On December 16, Yuri and Father Dimitri were deported to Buchenwald in Germany, followed several weeks later by Pianov. In January 1944, Father Dimitri and Yuri were sent to another camp, Dora, about 20 miles away. On the 6th of February, Yuri was “dispatched for treatment” — a euphemism meaning sentenced to death. Four days later Fr. Dimitri died of pneumonia.
A final letter from Yuri made its way to rue de Lourmel: “I am absolutely calm, even somewhat proud to share mama’s fate. I promise you I will bear everything with dignity. Whatever happens, sooner or later we shall all be together. I can say in all honesty that I am not afraid of anything any longer…. I ask anyone whom I have hurt in any way to forgive me. Christ be with you!”
At Ravensbrück, Mother Maria endured for two years, an achievement in part explained by her long experience of ascetic life. A fellow prisoner who survived recalls how Mother Maria she would recite passages from the New Testament: “Together we would provide a commentary on the texts and then meditate on them. Often we would conclude with Compline… This period seemed a paradise to us.”
By March 1945, Mother Maria’s condition was critical. On the 30th of March — Good Friday, as it happened — she entered into eternal life. The shellfire of the approaching Red Army could be heard in the distance.
Regarding her last day, accounts vary. According to one, she was simply one of the many selected for death that day. According to another, she took the place of a fellow prisoner, a Jew. Her friend Jacqueline Pery wrote afterward:
“It is very possible that [Mother Maria] took the place of a frantic companion. It would have been entirely in keeping with her generous life. In any case she offered herself consciously to the holocaust … thus assisting each one of us to accept the cross …. She radiated the peace of God and communicated it to us.”
Four saints, all victims of one of the ideological insanities that destroyed so many millions of people in the 20th century.
In them, we see an extraordinary example of what perhaps could be called “the sacrament of the open door.”
Recently my wife asked me what is the most important thing in our house. I thought for a moment, then mentioned certain books and icons. “No,” she said, “it is the front door. Everything depends on how we open the door. Everything depends on hospitality.”
It was a startling thought. I’m sure all the newly canonized saints said very similar things many times. Indeed in one of her essays Mother Maria uses the term “the asceticism of the open door.”

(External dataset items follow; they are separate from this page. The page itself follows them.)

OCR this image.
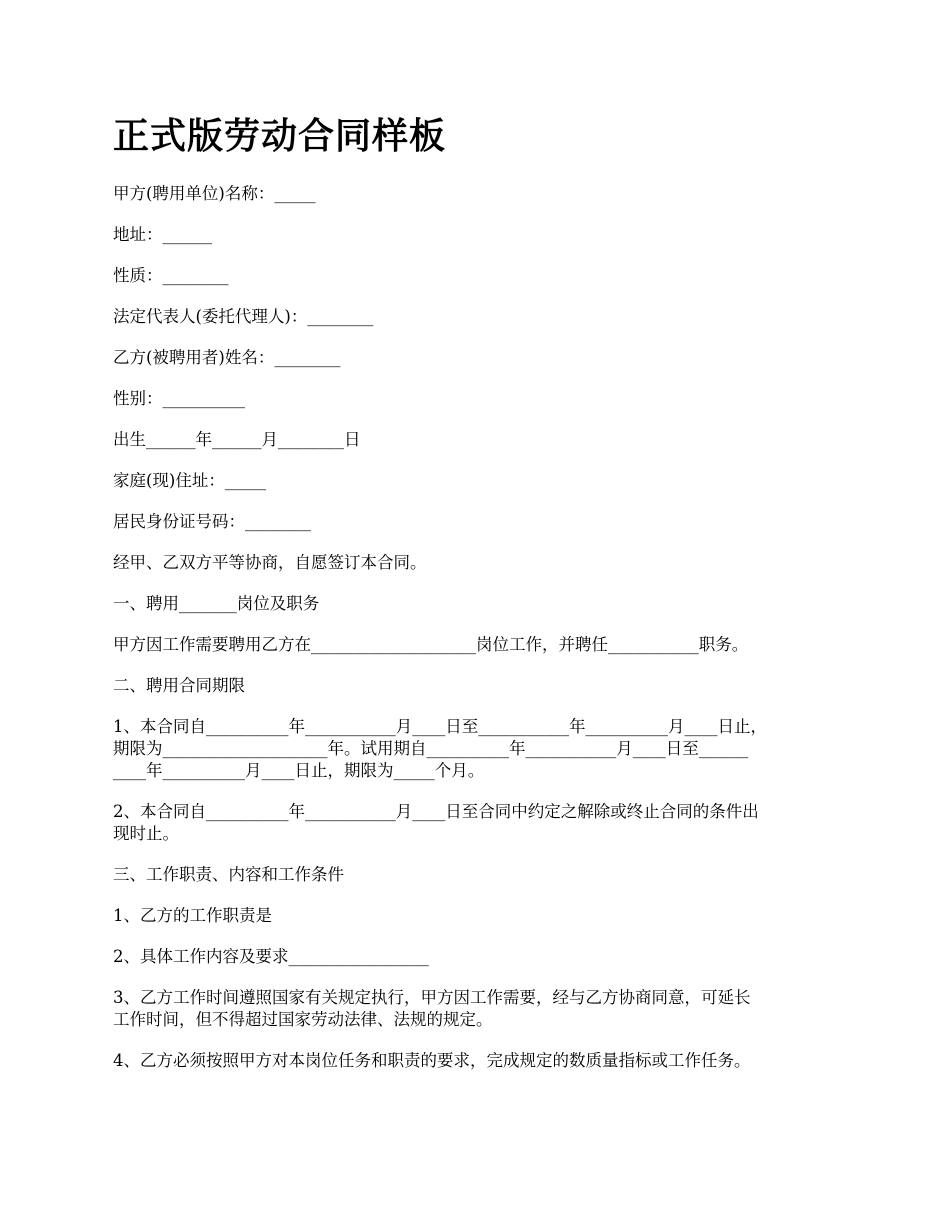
正式版劳动合同样板

甲方(聘用单位)名称：_____

地址：______

性质：________

法定代表人(委托代理人)：________

乙方(被聘用者)姓名：________

性别：__________

出生______年______月________日

家庭(现)住址：_____

居民身份证号码：________

经甲、乙双方平等协商，自愿签订本合同。

一、聘用_______岗位及职务

甲方因工作需要聘用乙方在____________________岗位工作，并聘任___________职务。

二、聘用合同期限

1、本合同自__________年___________月____日至___________年__________月____日止，
期限为____________________年。试用期自__________年___________月____日至______
____年__________月____日止，期限为_____个月。
2、本合同自__________年___________月____日至合同中约定之解除或终止合同的条件出
现时止。

三、工作职责、内容和工作条件

1、乙方的工作职责是

2、具体工作内容及要求_________________

3、乙方工作时间遵照国家有关规定执行，甲方因工作需要，经与乙方协商同意，可延长
工作时间，但不得超过国家劳动法律、法规的规定。

4、乙方必须按照甲方对本岗位任务和职责的要求，完成规定的数质量指标或工作任务。
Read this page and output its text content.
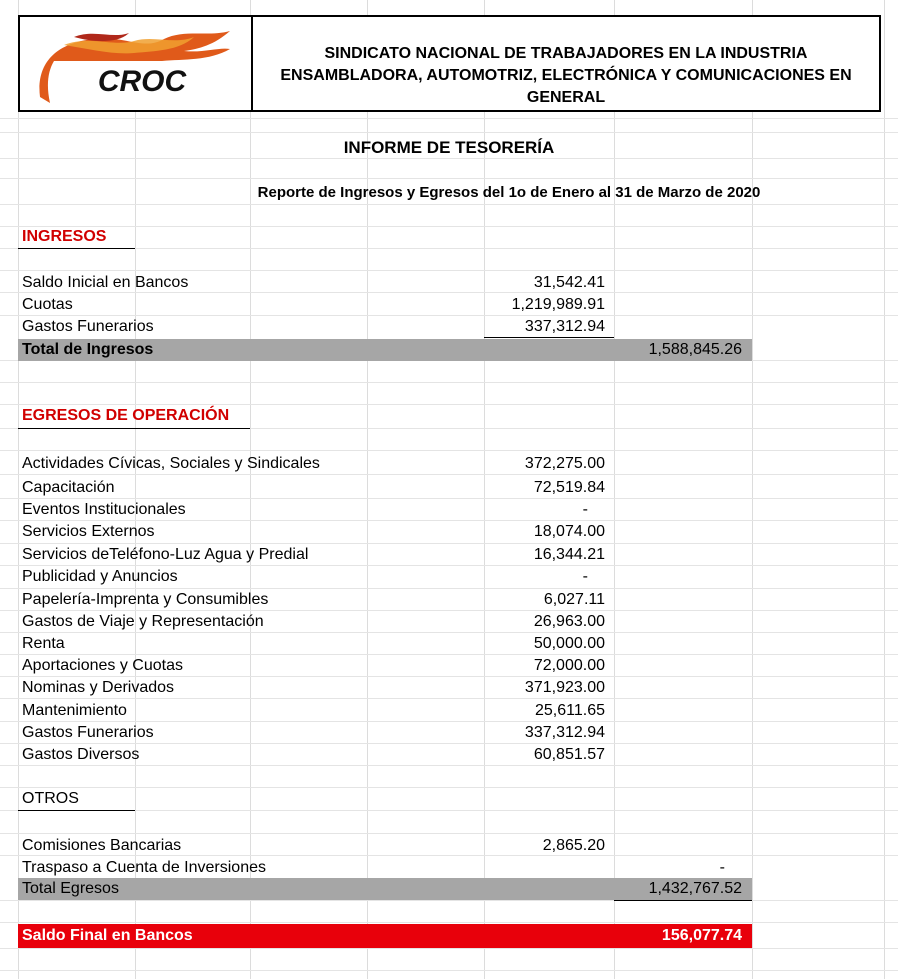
CROC
SINDICATO NACIONAL DE TRABAJADORES EN LA INDUSTRIA
ENSAMBLADORA, AUTOMOTRIZ, ELECTRÓNICA Y COMUNICACIONES EN
GENERAL
INFORME DE TESORERÍA
Reporte de Ingresos y Egresos del 1o de Enero al 31 de Marzo de 2020
INGRESOS
Saldo Inicial en Bancos	31,542.41
Cuotas	1,219,989.91
Gastos Funerarios	337,312.94
Total de Ingresos	1,588,845.26
EGRESOS DE OPERACIÓN
Actividades Cívicas, Sociales y Sindicales	372,275.00
Capacitación	72,519.84
Eventos Institucionales	-
Servicios Externos	18,074.00
Servicios deTeléfono-Luz Agua y Predial	16,344.21
Publicidad y Anuncios	-
Papelería-Imprenta y Consumibles	6,027.11
Gastos de Viaje y Representación	26,963.00
Renta	50,000.00
Aportaciones y Cuotas	72,000.00
Nominas y Derivados	371,923.00
Mantenimiento	25,611.65
Gastos Funerarios	337,312.94
Gastos Diversos	60,851.57
OTROS
Comisiones Bancarias	2,865.20
Traspaso a Cuenta de Inversiones	-
Total Egresos	1,432,767.52
Saldo Final en Bancos	156,077.74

Controversial in life, Mother Maria remains a subject of contention to this day and I expect this controversy will continue even now that she has been recognized as a saint. While clearly she lived a life of heroic virtue and is among the martyrs of the twentieth century, her verbal attacks on nationalistic and tradition-bound forms of religious life still raise the blood pressure of many Orthodox Christians. St. Maria of Paris, as perhaps she will now be called, remains an indictment of any form of Christianity that seeks Christ chiefly inside church buildings.
All saints show us in certain ways what it means to become the Gospel. From such people, even if we knew nothing at all about the words of Christ, we could guess the outline of Christ’s teaching simply by the example given by these dedicated followers. Each of their lives provides a translation of the Gospel into the circumstances of their vocation and time.